Lessons for Las Vegas
Eldorado’s achievements in Atlantic City will shape the new Caesars’ approach in Las Vegas, it seems. The new company is expecting revenue to increase on the Eldorado side due to the combination of existing players with Caesars’ Total Rewards program.
Although a decision has not yet been made, Reeg also said the merged company will likely be "a seller of a Strip asset."
Even then, Caesars feels "very good" about its opportunity to compete on the Strip: "It’s a destination market, so the customer comes less often but stays longer. The opportunities there are about optimising who’s in your room when it’s going to be full.
"It matters who you put in that room. In this acquisition, that’s going to be critical as we bring our 10 million players into the Caesars database. We’ve got to make sure we’re doing the best job of yielding who’s in that room, what rate they pay and whether they are a gambler.
"It’s about optimising your efficiency when you are less than full, not forcing a full property when you are chasing business."
In the end, Reeg cannot be said to have overstated the opportunity at the merged company’s door. While addressing its future outlook, he also referred to the lengthy discussions required to bring the new company into existence.

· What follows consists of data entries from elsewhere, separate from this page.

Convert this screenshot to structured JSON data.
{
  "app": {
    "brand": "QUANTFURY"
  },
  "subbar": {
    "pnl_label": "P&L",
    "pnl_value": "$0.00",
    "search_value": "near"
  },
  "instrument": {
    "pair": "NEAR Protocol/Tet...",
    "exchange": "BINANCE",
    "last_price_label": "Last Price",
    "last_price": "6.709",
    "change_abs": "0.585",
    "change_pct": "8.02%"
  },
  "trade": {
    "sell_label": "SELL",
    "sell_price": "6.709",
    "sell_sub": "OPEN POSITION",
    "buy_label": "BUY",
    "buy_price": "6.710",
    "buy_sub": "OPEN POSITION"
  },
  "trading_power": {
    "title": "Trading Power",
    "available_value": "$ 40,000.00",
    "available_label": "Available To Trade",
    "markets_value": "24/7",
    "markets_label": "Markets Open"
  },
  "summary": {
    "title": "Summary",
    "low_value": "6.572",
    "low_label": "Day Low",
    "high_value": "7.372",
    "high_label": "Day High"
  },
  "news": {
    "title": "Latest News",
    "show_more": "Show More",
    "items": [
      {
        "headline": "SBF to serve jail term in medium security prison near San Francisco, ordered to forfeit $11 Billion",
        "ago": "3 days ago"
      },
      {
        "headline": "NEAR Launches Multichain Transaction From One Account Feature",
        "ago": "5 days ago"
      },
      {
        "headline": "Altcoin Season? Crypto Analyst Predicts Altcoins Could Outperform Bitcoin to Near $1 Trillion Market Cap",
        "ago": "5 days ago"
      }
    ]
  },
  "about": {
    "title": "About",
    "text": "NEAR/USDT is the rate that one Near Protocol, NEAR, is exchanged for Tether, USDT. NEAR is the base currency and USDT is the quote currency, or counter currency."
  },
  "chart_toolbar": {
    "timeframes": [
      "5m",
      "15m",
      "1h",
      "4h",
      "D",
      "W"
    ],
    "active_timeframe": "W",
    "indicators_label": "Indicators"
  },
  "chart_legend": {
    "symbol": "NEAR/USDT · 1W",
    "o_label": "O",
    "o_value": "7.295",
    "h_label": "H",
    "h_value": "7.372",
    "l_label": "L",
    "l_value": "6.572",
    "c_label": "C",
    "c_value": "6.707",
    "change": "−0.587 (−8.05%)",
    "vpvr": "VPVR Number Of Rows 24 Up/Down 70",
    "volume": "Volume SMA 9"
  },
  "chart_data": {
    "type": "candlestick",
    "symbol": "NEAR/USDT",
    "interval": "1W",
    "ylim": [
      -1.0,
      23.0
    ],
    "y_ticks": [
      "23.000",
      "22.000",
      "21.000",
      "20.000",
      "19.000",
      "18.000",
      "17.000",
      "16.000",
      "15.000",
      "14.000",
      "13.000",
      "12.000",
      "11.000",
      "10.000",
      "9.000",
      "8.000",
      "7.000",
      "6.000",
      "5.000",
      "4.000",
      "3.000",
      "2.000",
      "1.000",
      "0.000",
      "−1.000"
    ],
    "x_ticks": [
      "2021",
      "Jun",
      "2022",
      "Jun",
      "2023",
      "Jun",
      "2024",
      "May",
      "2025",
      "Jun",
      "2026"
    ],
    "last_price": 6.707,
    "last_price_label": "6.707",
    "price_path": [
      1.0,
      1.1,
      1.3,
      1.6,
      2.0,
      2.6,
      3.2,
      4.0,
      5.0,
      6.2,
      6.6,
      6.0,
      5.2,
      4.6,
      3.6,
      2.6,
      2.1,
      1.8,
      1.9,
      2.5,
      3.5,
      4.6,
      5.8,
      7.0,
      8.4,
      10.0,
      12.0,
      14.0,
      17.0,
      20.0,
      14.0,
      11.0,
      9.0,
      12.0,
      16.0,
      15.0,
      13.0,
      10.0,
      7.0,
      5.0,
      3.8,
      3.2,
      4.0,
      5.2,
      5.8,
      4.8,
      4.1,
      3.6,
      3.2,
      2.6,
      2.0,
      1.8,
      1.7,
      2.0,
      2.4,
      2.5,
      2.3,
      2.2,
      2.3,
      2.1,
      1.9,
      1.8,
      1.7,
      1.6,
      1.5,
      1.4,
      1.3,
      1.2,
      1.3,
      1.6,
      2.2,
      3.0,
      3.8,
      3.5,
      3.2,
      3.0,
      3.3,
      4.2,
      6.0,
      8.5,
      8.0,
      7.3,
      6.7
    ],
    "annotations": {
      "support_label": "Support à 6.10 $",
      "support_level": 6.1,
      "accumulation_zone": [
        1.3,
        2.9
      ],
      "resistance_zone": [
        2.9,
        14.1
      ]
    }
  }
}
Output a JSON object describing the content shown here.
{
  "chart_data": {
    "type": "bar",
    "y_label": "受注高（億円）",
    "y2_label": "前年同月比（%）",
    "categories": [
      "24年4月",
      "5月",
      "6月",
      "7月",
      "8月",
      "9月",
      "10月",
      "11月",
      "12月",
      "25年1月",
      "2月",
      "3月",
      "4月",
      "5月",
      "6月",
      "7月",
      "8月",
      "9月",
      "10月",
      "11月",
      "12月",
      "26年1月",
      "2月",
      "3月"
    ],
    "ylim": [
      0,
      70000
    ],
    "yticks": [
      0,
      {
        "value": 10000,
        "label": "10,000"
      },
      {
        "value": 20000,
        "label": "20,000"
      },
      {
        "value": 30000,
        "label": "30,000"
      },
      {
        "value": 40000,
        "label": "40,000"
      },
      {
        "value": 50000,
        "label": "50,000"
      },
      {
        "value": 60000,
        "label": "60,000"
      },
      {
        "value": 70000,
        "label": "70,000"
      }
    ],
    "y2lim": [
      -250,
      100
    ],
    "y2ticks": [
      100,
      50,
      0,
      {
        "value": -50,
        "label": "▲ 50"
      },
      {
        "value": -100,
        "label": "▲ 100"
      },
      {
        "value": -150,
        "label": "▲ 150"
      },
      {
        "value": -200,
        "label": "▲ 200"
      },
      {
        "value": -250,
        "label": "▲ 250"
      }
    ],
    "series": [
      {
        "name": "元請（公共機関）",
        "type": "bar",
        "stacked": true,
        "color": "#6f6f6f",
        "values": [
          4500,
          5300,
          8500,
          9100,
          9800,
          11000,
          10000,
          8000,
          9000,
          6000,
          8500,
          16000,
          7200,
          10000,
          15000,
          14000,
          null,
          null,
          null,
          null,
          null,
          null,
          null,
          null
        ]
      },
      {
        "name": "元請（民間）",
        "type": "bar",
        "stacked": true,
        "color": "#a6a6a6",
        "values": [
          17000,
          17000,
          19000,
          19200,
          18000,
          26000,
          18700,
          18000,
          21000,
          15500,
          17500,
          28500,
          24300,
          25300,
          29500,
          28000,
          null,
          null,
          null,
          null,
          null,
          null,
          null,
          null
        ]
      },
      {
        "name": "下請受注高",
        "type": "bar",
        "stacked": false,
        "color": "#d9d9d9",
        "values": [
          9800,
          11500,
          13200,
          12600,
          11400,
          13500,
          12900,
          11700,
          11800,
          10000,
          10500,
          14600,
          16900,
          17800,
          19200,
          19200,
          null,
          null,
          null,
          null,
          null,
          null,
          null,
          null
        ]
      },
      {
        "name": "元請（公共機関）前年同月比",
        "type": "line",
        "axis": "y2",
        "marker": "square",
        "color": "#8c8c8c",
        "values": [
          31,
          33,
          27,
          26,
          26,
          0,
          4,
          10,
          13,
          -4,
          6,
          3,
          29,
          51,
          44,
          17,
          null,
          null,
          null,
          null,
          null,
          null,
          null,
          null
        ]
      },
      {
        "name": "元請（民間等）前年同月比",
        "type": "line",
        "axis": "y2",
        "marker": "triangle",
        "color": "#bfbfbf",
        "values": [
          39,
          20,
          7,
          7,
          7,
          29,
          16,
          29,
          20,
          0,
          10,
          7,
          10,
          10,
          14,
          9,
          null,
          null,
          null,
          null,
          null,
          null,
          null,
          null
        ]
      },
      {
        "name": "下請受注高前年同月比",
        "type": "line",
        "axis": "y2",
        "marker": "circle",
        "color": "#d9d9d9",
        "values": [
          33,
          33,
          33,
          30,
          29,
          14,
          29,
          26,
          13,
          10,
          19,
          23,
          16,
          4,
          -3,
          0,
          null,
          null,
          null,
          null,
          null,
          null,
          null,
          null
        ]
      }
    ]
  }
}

It was "as complicated a transaction" as the CEO has been involved in, in terms of documentation, although he refuted media reports of a disagreement on price: "All of the articles on price disagreements happened after a price was already agreed on 23 May."
When Carlo Santarelli of Deutsche Bank, an analyst regularly posting about Caesars of late, opened questioning by asking who else Caesars originally spoke to, Reeg was less dismissive.
He said: "We read the same things you read in the papers. We know Caesars were having other conversations. We were focused on what we could do with the assets. We are thrilled with the outcome."